Are the leftovers from home remodeling trash or treasure?
Q. I live in an affluent subdivision of 1980s executive-style homes. Over the past few years, many neighbors have updated from the ’80s (kitchens, baths, lights, carpeting, even home exteriors). Some have repurposed cabinets and light fixtures for use in basements, garages, etc. Unfortunately, many deem these items unusable, so they simply end up in dumpsters or at the curb on garbage day. Is there an eco-friendly solution for this waste that I can deliver to my fellow neighbors?
Sleepy Hollow, Ill.
A. Dearest Matthew,
I don’t blame your neighbors for wanting to freshen up their interiors a bit – the Dynasty look can feel a bit stale in 2015. But I do blame them for tossing their old furnishings to the curb without even trying to find a new home for them. One man’s trash is another man’s funky, ’80s-nostalgia-style light fixture, as the saying goes. So, yes, Matthew, there is an eco-friendly solution to all this remodeling detritus. A few, actually. Which is nice, because as bad as someone thinks her old cabinets look in the kitchen, they’ll look even worse in the landfill.
It sounds like some of your neighbors have already caught on to one excellent way to cut down on renovation waste: repurposing it in their own homes. Outdated hardware that you can’t stand in the living room anymore can still serve in less fashionable places in the home, like garages, laundry rooms, and garden sheds. Reuse saves cash and keeps junk out of landfills, two of my favorite things.
But if you don’t have a new home for it, someone else probably does (especially if you slap a “vintage” label on it). Renovators may be able to sell their old pieces on eBay or Craigslist to other thrifty builders – so if your neighbors have some particularly cool trash, it’s worth a shot.
An even better option might be donating their unwanted tubs, lights, and flooring, though: This helps support worthy causes and may translate into a hefty tax write-off. The biggie here is ReStore, Habitat for Humanity’s nationwide chain of resale shops for building materials, furniture, and the like. These outlets accept donations of all kinds of stuff, either for drop-off or pickup, as long as it’s in good shape. And it just so happens you have one in your neck of the woods, Matthew. Other local organizations or secondhand outfits might also accept the salvage from remodeling projects, so it’s worthwhile to ask around.
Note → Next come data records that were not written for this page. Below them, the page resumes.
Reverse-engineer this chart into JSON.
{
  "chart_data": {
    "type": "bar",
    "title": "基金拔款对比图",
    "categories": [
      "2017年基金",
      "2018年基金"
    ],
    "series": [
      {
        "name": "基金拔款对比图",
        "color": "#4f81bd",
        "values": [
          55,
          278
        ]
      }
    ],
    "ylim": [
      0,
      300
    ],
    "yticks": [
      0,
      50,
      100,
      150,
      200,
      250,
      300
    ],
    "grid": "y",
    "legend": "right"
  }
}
Bonus: Keeping supplies in circulation means other builders have access to local goodies, reducing shipping and transport costs for their projects. Yet another one of my favorite things!
This robust secondhand market underscores why it’s important to do your home makeovers carefully, by the way. Smashing cabinets with a sledgehammer might sound like fun for a few minutes, I suppose, but carefully removing them for resale yields years of décor satisfaction for someone else. This practice even has a name: deconstruction, as opposed to demolition, and it can be applied to everything from counters to plumbing fixtures to roofing to molding. You can hire professionals who specialize in just this kind of mindful renovation (and local ReStore outlets can often hook you up with their own deconstruction crews).
What cannot be repurposed can often be recycled. So after your neighbors have exhausted their resale and donation options, I recommend checking with your local waste management company about recycling items like metal, wood, and concrete – if it doesn’t handle such things, it should be able to point you to someone who does. This database will also help you find construction recyclers about town.
Following these steps might not eliminate 100 percent of your neighborhood’s remodeling waste, Matthew, but it should drastically cut down on the garbage-day piles, and may benefit your neighbors’ pocketbooks to boot. Feel free to spread the word around your cul-de-sac (tactfully, of course). If none of these suggestions sound appealing, you can always hit them with the easiest, most affordable renovation of all: doing nothing and waiting for late-century modern to come back into style. By my count, we only have another 30 years or so before ’80s executive homes are all the rage once again.